Setelah belajar ‘Seni Hidup Berkesadaran Setyo Hajar Dewantoro’, baru mengerti ternyata hidup itu ada tujuannya. Bukan ‘Tujuan Cetek Seumur Jagung‘, bukan tujuan untuk memenuhi standar yang diciptakan oleh sosial budaya, tetapi ‘Tujuan yang paling Bermakna’, paling luhur. Mungkin banyak yang bingung apa sih tujuan luhur, saking seumur hidupnya hanya mengenal tujuan yang cetek.
Saya juga begitu, baru kenal tujuan luhur karena belajar ‘Seni Hidup Berkesadaran SHD’. Tadinya tidak mengerti sama sekali, bahkan tidak pernah menyangka ada.
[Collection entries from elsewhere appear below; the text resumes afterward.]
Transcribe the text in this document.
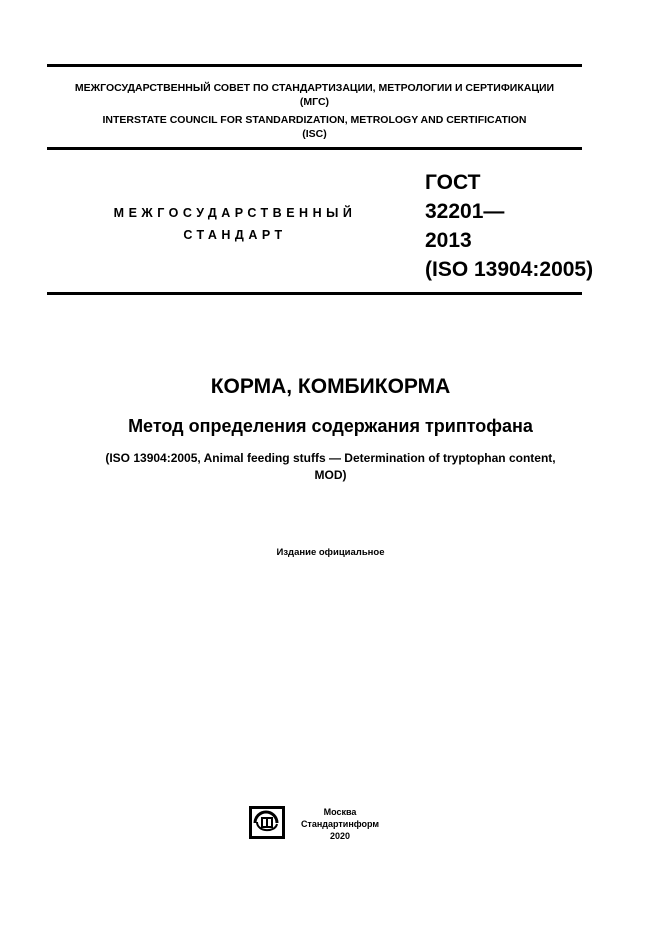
МЕЖГОСУДАРСТВЕННЫЙ СОВЕТ ПО СТАНДАРТИЗАЦИИ, МЕТРОЛОГИИ И СЕРТИФИКАЦИИ
(МГС)
INTERSTATE COUNCIL FOR STANDARDIZATION, METROLOGY AND CERTIFICATION
(ISC)
МЕЖГОСУДАРСТВЕННЫЙ
СТАНДАРТ
ГОСТ
32201—
2013
(ISO 13904:2005)
КОРМА, КОМБИКОРМА
Метод определения содержания триптофана
(ISO 13904:2005, Animal feeding stuffs — Determination of tryptophan content,
MOD)
Издание официальное
Москва
Стандартинформ
2020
Menjadi manusia yang kesadarannya masih tidur nyenyak, belum bangun, sehingga terdiskonek maksimal dengan tujuan yang luhur, berjarak sangat jauh, terhalangi oleh berjibun hasrat ego yang egoistik, koleksi ‘Sisi Gelap (shadows/ darkside)’, dan ‘Mental Block’ yang luber-luber. Gara-gara sisi gelap dan mental block dibersihkan, akhirnya saya mengerti apa itu tujuan yang luhur, sebagai panduan kompas yang paling bermakna.
Semakin dalam menjadi praktisi ‘Meditasi/hening Penjernihan Diri’, semakin terbuka kesadaran, semakin jernih isi kepala dari sisi gelap, maka north star makin tampak.
Kalibrasi dalam rangka ‘Menemukan Tujuan’ yang paling luhur berlangsung bertahap, pelan-pelan, sejalan dengan proses bersih-bersih yang membuka kesadaran menjadi semakin jernih (inner clarity). Kejelasan tujuan bisa saja bukan berupa tujuan yang luhur. Tujuannya memang jelas, tapi salah server. Maka, tujuan luhur yang selaras dengan Rancangan Agung, memang perlu ditemukan dulu melalui jalur yang tepat, agar tidak hanya menjadi hiasan cantik yang bisa dihafalkan dan diucap.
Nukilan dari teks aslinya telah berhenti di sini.